20 Yanvar (Ocak) 1990 Bakü katliamının üzerinden 33 yıl geçti ve Azerbaycan halkı dün de ellerinde kırmızı karanfiller olduğu halde şehitler Hıyabanındaydı.
Azerbaycan, 1918 yılında ilk devletini kurdu ama uzun ömürlü olmadı.
Sovyetler, bağımsızlık mücadelesine o zaman da Ermenileri kullanarak cevap verdi.
18 Ekim 1991’de ikinci kez bağımsızlığını ilan eden Azerbaycan, bu uğurda da büyük acılar çekti.
Azerbaycan, 1920’de Sovyet işgaline uğradı. 1980’li yılların sonuna doğru Sovyetlerin çöküş sürecine girmesiyle birlikte Azerbaycan'ın da bağımsızlık mücadelesi yeniden güçlenmeye başladı.
Doğu Avrupa’yı kaybeden Rusya, Kafkasya ve Orta Asya’daki devletlerinin bağımsızlık ilanlarını kabul edecekmiş gibi görünmüyordu.
Azerbaycan’da başlayan özgürlük ve bağımsızlık yanlısı görüşlerin hayata geçmesi de kabul edilemezdi.
Gorbaçov, Karabağ’da olduğu gibi yıkılmayı engellemek için 70 yıl dondurduğu bazı etnik ve dini çatışmaları bilinçli olarak tırmandırarak kendisine bağlı cumhuriyetlerin merkezden uzaklaşmasını engellemeye çalışmıştır.
Sovyetler, Azerbaycan'ın bağımsızlık mücadelesine bu defa da Ermenileri kullanarak cevap verdi.

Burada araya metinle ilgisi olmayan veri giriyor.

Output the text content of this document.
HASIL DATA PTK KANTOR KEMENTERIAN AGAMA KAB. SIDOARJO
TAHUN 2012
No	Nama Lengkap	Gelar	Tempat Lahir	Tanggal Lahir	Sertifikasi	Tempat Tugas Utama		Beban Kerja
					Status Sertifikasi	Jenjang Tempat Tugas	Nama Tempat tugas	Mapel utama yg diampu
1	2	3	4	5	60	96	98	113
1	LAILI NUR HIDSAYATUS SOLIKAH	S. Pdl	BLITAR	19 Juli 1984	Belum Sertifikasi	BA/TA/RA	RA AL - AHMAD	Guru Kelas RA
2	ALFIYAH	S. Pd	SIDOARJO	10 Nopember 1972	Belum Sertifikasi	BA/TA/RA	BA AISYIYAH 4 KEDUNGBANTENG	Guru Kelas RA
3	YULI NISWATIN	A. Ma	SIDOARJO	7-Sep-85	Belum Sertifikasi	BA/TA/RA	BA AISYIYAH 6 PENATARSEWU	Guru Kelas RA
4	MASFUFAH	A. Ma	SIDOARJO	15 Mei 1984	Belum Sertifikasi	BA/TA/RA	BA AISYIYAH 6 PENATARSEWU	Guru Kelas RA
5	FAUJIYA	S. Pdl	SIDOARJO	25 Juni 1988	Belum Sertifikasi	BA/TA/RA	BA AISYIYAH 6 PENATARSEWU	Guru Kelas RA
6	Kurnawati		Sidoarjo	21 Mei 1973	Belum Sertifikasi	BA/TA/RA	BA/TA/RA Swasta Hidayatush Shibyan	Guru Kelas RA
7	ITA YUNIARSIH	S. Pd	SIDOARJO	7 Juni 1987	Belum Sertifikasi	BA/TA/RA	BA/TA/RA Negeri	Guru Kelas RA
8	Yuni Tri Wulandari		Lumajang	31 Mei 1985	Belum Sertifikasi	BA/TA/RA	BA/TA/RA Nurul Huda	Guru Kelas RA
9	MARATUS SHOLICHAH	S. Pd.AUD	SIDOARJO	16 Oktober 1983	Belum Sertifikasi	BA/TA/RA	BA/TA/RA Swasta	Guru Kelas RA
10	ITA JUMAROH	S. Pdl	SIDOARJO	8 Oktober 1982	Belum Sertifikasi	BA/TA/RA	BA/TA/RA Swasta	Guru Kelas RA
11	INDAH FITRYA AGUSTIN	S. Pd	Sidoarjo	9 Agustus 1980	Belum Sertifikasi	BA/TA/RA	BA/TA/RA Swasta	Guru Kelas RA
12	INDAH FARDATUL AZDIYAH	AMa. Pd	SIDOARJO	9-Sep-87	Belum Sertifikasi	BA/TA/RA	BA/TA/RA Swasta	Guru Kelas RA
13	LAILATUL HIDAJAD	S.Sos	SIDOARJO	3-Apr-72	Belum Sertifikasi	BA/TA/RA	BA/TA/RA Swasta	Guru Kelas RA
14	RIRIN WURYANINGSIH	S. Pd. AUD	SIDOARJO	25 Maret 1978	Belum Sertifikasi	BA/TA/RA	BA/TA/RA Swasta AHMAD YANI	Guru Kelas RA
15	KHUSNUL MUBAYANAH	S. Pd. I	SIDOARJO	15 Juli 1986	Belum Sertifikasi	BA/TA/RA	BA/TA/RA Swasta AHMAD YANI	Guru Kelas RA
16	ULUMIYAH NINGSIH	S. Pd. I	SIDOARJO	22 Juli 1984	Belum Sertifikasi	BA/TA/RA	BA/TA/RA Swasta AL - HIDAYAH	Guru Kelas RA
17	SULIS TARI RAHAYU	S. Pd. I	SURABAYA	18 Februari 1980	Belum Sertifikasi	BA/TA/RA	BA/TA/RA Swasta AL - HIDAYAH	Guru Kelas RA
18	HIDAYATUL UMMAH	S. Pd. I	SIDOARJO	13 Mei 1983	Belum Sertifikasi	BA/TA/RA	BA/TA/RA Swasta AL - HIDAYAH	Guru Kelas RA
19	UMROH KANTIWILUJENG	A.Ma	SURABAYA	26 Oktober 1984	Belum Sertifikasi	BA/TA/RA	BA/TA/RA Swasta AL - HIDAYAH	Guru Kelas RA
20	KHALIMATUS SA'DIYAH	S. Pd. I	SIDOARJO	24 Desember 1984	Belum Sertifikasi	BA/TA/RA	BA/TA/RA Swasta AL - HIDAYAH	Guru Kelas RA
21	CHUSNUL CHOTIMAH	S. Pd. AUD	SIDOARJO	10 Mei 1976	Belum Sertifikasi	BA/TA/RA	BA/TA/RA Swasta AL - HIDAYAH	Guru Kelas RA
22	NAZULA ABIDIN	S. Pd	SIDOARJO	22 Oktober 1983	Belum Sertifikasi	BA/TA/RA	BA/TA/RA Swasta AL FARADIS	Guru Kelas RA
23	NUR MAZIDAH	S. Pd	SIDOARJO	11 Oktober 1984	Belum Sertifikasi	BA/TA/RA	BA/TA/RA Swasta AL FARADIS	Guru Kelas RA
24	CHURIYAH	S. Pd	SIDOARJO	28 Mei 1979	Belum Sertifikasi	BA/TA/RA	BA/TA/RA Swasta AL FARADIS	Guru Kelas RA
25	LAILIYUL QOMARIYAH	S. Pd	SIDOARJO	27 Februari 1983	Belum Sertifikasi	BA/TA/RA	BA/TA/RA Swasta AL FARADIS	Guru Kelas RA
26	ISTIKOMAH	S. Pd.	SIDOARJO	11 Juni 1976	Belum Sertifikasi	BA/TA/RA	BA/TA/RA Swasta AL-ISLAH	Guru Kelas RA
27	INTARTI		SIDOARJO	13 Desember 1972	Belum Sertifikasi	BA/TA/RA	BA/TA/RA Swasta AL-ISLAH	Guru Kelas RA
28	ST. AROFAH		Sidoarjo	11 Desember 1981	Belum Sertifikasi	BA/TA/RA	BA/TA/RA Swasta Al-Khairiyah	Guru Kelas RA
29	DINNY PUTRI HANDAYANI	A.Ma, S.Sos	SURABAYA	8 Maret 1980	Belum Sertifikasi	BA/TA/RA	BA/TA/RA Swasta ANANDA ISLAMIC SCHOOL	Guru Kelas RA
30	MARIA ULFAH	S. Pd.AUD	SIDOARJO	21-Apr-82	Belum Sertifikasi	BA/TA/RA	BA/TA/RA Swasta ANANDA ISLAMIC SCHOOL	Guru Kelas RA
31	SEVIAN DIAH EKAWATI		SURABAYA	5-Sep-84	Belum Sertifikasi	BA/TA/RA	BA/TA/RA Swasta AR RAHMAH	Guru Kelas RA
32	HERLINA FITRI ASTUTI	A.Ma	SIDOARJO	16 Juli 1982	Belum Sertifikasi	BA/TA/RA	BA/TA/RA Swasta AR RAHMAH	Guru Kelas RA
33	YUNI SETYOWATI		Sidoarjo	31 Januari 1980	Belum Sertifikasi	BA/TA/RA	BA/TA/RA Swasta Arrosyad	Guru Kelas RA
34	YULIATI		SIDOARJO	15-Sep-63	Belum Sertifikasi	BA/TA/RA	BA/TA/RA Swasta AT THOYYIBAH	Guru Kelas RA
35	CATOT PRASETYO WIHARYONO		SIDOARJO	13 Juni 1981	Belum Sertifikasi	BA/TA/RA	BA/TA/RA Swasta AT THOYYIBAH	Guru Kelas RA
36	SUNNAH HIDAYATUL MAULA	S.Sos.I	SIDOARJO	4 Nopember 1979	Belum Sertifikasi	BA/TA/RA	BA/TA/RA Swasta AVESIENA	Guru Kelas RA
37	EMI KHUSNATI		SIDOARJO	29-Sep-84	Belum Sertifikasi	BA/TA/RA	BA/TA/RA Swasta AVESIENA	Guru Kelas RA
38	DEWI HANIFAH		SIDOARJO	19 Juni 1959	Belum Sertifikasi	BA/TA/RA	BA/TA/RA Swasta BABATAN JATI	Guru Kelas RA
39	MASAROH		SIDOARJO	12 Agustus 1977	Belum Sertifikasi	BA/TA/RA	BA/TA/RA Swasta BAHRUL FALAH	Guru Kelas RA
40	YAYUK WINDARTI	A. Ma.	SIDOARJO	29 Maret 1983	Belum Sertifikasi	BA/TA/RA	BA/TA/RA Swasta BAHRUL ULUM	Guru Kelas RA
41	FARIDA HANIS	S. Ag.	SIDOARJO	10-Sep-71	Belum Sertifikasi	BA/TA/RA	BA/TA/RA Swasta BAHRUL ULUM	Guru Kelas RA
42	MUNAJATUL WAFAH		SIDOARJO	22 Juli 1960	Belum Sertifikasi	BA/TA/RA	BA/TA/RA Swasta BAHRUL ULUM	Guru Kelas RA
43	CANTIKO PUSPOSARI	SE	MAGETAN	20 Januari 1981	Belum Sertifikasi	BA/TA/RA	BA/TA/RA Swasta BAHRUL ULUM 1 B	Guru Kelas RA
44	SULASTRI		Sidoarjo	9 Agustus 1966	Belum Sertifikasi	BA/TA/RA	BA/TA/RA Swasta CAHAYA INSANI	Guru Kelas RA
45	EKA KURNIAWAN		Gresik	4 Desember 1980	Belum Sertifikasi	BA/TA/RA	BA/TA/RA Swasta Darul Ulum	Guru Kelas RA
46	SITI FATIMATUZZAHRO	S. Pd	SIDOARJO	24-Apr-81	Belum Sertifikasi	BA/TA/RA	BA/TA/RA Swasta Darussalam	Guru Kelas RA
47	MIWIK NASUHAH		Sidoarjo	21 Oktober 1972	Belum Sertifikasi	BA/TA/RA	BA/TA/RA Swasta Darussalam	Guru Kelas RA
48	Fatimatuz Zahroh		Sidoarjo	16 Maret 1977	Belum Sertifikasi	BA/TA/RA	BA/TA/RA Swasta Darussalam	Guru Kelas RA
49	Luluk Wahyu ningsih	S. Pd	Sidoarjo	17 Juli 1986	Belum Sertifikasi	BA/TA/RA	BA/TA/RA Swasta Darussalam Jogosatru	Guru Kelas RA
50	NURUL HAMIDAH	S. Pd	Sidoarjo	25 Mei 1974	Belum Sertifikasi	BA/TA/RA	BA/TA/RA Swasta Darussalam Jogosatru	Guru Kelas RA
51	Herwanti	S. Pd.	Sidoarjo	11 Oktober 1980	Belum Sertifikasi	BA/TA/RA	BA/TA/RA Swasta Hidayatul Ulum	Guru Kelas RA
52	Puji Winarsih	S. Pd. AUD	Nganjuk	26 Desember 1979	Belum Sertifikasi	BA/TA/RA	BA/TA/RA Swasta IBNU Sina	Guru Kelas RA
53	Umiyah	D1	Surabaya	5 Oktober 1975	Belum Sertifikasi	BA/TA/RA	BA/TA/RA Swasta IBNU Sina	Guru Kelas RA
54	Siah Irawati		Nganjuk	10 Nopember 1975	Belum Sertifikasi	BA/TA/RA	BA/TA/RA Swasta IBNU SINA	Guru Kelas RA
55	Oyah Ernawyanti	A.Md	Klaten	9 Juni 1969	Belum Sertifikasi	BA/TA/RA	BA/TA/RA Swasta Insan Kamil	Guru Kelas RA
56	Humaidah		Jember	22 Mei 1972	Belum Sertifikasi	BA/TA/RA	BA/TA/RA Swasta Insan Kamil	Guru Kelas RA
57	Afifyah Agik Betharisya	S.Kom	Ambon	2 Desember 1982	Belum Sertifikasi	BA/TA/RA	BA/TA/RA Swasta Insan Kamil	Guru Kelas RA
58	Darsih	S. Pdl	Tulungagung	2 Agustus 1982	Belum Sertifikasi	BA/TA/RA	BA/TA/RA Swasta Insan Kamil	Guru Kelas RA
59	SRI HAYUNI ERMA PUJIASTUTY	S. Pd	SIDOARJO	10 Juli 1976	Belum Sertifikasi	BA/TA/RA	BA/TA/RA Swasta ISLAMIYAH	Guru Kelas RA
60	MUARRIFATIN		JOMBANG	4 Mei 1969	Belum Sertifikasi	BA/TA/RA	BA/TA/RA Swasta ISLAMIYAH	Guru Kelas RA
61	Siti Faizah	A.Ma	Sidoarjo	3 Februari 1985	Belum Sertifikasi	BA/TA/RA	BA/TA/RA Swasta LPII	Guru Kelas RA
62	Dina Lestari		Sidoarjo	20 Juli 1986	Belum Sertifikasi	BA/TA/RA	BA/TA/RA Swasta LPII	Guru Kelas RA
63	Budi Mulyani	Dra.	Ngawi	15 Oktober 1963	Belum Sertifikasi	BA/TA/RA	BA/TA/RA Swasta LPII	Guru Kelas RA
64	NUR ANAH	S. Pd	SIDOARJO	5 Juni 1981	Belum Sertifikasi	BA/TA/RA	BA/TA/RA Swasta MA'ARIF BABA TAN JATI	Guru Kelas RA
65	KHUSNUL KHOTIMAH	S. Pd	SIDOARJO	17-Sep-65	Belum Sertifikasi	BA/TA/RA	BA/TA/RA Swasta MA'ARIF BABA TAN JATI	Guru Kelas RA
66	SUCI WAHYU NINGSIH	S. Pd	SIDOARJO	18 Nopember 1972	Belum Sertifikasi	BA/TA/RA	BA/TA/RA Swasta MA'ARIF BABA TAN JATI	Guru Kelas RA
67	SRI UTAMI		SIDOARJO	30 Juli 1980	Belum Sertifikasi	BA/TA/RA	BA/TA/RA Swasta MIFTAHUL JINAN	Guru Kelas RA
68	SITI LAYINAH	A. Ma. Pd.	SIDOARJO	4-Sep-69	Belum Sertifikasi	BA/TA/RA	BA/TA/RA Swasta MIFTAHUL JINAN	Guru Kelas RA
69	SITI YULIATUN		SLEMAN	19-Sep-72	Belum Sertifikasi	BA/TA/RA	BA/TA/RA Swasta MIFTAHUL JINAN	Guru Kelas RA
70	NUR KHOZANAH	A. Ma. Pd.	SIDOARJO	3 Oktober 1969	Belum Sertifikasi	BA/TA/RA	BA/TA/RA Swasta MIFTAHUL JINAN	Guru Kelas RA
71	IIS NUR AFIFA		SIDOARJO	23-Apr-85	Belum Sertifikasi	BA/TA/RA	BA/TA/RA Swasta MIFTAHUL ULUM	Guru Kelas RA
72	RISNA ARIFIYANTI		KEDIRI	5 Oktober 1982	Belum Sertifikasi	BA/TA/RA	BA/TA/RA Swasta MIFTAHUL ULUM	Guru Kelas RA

Görüldüğü gibi Batı’nın Ermeni manivelası hep var.
Ermeniler hem Karabağ'da hem de Ermenistan'da Azerbaycan Türklerini ya öldürdü ya da büyük bölümünü kitleler halinde göçe zorladı. Bu sayı ilerleyen dönemlerde bir milyonu aşmıştır.
1980’lerin ortalarından itibaren Ermenilerin artan toprak talepleri, katliam ve saldırılara dönüştü. Bu saldırılara Moskova’nın gerekli tepkiyi vermemesi ise Azerbaycanlı soydaşlarımızın tepkisini artırmıştır.
19 Ocak’ı, 20 Ocak’a bağlayan gece olağanüstü hâlin ilan edildiğinden haberi olmayan soydaşlarımız günlerdir olduğu gibi Karabağ’daki saldırılara karşı gösteri yapmak için yine Bakü sokaklarındaydı. Aynı saatlerde aralarında Ermeni askerlerin de yer aldığı 26 bin kişilik Sovyet ordusu 5 koldan Bakü’ye girmiş, tanklar insanları eze eze ilerlemiştir. Sovyet askerleri, ambulansları, otobüsleri bile hedef almış ve dünya güne büyük bir insanlık faciasının gölgesinde uyanmıştır.
Bilanço çok ağırdır.
150’ye yakın kişi hayatını kaybetmiş, 744 kişi ise yaralanmıştır.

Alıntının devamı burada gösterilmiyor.